The Post article echoes comments from official U.S. sources, alleging that the United States is “scaling down after decades of war in Iraq and Afghanistan,” but there is no sign of a reduced U.S. naval and naval air presence in the region. The Obama administration announced a “pivot” from the Middle East to China more than a decade ago, but there has been no sign of a pivot. Meanwhile, the United States continues to levy serous economic sanctions against Iran, and demonstrates no willingness to return to the Joint Comprehensive Plan of Action—the Iran nuclear accord—without significant concessions on the part of Tehran. The Post credits the Biden administration with “putting greater emphasis on diplomacy with Tehran,” but produces no evidence of diplomatic activity.

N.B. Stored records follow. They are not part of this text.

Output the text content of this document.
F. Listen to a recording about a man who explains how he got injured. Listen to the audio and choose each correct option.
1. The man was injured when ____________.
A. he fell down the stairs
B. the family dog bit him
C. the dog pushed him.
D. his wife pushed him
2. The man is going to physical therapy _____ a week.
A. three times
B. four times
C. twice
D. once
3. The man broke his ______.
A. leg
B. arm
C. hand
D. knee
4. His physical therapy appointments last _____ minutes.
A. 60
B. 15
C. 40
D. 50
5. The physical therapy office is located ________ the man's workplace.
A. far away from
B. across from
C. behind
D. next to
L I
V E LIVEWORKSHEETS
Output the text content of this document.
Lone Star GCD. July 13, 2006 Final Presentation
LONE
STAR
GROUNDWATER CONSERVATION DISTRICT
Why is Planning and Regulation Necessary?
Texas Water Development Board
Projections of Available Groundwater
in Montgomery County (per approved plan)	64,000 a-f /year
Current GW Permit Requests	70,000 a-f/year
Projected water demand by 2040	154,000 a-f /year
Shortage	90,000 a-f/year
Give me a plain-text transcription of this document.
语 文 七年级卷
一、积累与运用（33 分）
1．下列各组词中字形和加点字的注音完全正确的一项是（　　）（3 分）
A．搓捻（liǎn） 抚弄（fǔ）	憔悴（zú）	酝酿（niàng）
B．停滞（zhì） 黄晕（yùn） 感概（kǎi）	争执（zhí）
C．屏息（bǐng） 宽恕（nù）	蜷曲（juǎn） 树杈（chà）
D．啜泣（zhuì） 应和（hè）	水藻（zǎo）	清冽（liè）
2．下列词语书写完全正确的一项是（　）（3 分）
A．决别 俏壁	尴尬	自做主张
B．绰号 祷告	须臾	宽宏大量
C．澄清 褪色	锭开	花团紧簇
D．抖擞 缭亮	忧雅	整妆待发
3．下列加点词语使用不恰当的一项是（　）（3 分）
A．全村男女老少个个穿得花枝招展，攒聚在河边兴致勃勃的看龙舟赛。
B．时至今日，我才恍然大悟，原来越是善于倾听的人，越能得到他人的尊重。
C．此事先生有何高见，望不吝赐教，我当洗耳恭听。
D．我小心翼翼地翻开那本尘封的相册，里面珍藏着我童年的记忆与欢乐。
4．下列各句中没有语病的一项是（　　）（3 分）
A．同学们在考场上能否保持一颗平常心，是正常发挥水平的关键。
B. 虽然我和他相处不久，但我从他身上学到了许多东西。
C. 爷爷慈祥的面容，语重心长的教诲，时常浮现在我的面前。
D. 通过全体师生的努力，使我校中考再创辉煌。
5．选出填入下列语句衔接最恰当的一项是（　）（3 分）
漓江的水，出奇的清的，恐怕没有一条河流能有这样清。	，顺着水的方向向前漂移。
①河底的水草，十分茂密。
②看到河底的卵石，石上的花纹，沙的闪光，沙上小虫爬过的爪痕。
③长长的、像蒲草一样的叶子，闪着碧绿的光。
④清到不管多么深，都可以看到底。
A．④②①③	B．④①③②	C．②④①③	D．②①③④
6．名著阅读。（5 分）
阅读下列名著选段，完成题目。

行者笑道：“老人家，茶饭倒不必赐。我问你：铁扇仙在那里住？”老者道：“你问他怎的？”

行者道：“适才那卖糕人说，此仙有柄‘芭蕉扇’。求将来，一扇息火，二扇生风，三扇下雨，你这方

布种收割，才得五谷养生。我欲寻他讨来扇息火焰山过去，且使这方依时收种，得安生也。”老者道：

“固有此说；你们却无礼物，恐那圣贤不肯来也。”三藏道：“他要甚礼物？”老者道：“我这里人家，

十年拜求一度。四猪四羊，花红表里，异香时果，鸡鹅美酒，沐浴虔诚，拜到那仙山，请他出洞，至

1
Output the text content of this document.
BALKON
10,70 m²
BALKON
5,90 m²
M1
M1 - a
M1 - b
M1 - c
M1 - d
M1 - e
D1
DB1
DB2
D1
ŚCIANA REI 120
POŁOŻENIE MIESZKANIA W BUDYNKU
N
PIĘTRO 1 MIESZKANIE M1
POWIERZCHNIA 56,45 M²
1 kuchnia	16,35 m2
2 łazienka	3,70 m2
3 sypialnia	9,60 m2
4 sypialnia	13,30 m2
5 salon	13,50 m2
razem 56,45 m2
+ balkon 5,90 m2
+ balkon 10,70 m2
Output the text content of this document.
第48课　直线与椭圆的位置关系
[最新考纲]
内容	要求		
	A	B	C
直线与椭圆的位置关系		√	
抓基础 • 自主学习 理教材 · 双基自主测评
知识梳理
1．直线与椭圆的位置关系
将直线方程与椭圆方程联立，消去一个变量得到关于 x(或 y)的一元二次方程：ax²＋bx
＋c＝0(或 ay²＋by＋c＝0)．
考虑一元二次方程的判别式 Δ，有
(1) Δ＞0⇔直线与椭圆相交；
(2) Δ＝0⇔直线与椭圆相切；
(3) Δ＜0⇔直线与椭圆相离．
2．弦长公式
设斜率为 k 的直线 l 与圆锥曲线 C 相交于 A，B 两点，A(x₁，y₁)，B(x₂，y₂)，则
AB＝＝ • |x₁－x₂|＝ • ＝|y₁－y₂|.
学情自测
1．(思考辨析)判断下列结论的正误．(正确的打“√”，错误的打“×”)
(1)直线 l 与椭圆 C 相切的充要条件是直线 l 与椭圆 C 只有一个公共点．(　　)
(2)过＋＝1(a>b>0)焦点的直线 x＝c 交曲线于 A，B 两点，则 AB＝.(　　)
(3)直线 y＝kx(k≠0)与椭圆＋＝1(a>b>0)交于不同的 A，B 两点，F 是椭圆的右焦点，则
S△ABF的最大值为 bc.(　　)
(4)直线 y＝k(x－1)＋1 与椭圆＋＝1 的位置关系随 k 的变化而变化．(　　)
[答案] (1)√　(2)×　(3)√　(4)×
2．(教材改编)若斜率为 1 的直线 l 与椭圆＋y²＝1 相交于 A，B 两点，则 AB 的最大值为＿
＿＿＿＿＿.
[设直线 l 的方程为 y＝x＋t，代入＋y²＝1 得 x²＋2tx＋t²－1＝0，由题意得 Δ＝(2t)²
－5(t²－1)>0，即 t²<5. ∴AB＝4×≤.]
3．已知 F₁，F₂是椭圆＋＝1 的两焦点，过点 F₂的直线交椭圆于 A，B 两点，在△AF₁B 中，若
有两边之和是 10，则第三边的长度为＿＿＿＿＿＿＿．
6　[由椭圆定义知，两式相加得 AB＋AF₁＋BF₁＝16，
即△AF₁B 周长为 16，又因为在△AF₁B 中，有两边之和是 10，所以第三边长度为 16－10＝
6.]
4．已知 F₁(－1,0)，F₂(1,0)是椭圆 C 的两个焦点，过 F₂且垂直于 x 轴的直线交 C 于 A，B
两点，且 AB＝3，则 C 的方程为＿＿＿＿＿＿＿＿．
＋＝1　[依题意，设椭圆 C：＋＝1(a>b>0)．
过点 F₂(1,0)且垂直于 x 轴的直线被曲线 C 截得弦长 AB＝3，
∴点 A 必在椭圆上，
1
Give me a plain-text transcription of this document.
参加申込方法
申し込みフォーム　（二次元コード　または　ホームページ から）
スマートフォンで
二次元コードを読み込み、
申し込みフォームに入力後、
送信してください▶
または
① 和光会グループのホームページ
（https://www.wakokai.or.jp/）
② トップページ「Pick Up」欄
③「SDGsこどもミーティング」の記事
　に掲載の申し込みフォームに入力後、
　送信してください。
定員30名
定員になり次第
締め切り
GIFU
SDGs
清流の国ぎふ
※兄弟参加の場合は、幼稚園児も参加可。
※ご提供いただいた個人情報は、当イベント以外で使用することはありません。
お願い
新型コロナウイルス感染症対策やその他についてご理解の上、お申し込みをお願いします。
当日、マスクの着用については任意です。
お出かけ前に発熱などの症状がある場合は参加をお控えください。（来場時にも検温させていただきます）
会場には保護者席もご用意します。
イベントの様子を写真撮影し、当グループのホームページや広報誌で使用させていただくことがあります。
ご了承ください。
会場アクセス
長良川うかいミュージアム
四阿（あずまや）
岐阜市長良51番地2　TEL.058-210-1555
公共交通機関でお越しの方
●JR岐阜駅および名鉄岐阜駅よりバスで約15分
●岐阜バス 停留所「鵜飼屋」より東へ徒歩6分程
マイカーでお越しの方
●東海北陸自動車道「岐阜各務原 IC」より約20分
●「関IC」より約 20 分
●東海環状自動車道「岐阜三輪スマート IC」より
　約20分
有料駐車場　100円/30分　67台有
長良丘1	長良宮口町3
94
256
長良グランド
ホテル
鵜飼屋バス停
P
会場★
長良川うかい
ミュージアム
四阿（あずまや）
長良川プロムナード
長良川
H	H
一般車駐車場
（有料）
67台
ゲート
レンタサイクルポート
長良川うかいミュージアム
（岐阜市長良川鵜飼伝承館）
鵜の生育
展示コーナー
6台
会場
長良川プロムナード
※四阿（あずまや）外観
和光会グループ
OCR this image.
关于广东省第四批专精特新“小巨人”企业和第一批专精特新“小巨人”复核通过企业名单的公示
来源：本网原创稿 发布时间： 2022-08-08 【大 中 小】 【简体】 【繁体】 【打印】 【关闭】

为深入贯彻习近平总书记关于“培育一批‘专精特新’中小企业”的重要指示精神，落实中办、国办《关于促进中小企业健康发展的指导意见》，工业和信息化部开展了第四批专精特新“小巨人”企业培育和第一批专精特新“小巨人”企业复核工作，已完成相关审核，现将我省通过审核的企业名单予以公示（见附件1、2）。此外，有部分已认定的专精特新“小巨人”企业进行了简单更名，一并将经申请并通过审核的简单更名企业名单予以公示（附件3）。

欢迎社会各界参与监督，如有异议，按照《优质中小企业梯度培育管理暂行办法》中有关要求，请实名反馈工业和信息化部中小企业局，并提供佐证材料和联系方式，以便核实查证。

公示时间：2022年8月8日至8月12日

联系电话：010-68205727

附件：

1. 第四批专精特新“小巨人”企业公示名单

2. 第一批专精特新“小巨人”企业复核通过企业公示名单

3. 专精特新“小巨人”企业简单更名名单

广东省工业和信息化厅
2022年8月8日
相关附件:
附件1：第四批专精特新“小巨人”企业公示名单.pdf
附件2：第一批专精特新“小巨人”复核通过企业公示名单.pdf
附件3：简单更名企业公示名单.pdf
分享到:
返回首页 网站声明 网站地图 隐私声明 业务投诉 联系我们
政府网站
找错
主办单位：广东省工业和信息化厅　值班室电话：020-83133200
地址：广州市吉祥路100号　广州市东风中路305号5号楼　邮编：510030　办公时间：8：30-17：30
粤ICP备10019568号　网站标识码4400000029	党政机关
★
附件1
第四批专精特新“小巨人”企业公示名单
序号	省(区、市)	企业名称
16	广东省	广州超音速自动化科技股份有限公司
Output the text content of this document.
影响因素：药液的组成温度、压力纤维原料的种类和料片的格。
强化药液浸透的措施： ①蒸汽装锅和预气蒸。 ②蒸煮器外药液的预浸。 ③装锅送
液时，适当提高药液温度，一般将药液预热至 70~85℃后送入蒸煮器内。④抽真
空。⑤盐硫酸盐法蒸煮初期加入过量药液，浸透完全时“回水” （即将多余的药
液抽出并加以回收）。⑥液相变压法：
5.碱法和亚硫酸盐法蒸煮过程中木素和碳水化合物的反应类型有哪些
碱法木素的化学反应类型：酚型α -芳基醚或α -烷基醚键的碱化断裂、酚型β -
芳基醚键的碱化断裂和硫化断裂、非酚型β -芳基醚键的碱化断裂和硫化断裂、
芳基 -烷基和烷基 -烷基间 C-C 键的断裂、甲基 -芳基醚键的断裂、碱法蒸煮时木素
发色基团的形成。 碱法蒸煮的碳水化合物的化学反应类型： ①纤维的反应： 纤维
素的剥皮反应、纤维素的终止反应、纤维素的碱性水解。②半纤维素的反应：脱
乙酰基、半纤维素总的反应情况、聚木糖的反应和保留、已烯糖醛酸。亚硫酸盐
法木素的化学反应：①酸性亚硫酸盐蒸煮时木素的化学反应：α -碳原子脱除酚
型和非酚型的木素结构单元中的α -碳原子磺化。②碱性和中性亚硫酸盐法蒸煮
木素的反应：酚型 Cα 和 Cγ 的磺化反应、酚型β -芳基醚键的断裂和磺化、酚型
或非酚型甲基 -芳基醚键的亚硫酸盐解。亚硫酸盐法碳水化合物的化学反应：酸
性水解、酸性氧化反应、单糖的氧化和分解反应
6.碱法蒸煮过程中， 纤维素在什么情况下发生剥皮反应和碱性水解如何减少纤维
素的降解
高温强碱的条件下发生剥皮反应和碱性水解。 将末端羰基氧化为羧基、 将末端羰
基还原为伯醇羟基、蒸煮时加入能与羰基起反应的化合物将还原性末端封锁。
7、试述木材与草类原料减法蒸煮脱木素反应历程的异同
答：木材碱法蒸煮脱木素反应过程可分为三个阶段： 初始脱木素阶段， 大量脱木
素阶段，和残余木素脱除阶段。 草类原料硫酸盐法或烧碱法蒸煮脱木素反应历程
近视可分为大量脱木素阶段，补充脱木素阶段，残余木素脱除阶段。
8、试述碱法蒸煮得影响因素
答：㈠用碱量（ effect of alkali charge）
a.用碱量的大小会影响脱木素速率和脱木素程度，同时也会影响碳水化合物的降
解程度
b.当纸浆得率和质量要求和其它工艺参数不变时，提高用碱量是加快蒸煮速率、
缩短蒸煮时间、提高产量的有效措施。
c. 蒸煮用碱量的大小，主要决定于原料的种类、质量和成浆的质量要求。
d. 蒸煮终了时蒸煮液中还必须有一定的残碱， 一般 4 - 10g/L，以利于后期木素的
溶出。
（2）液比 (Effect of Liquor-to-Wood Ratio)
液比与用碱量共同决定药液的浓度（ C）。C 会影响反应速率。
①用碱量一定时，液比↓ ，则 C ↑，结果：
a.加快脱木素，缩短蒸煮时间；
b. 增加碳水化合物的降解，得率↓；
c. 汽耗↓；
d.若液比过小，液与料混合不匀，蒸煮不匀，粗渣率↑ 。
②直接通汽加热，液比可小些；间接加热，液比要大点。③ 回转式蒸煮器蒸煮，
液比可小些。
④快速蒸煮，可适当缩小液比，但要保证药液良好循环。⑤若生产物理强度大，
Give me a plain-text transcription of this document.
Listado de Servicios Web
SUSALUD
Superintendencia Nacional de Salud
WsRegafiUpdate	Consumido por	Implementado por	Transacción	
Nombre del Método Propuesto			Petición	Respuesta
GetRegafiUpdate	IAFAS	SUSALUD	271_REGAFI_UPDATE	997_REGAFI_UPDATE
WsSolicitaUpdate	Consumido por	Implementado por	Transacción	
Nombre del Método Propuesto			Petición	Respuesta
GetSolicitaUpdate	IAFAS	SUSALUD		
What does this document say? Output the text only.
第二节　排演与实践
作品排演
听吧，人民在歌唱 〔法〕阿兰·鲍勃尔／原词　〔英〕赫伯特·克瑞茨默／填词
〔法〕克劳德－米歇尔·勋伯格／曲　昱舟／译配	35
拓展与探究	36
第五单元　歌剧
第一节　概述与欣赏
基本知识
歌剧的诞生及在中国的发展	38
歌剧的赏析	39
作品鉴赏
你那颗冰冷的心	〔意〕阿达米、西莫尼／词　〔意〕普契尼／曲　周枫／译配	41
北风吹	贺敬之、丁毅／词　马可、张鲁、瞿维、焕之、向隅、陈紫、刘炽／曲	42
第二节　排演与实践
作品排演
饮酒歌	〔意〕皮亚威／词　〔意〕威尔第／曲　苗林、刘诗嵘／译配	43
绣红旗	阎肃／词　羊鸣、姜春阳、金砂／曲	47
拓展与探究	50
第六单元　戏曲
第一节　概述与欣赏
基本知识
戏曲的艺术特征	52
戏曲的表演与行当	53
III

The boilerplate conclusion to the Post’s article demonstrates a willingness to cater to the Biden administration. It quotes a National Security Council spokesperson, speaking on the condition of anonymity under ground rules set by the White House, stating that “There is nothing President Biden takes more seriously than the security of U.S. personnel deployed overseas.” Why would any member of the mainstream media, let alone the Washington Post, repeat a throw-away line from a member of the NSC, let alone a place of anonymity? And when will Post writers stop being stenographers for whichever administration occupies the White House?
President Biden visits both Israel and Saudi Arabia later this week, and the danger is that he will endorse the aggressive strategies that Israeli and Saudi leaders want to put into place against Iran. During his presidential campaign, Biden promised to treat Saudi Arabia as a pariah due to the sadistic killing of Saudi dissident journalist Jamal Khashoggi. Instead he is traveling to Riyadh hat in hand to secure greater oil production from OPEC. Thus far, Joe Biden’s policies toward Israel and Saudi Arabia appear no different from those of Donald Trump.
In the wake of Biden’s visit, I will assess the dangers of any U.S security alliance in the Middle East that targets Iran.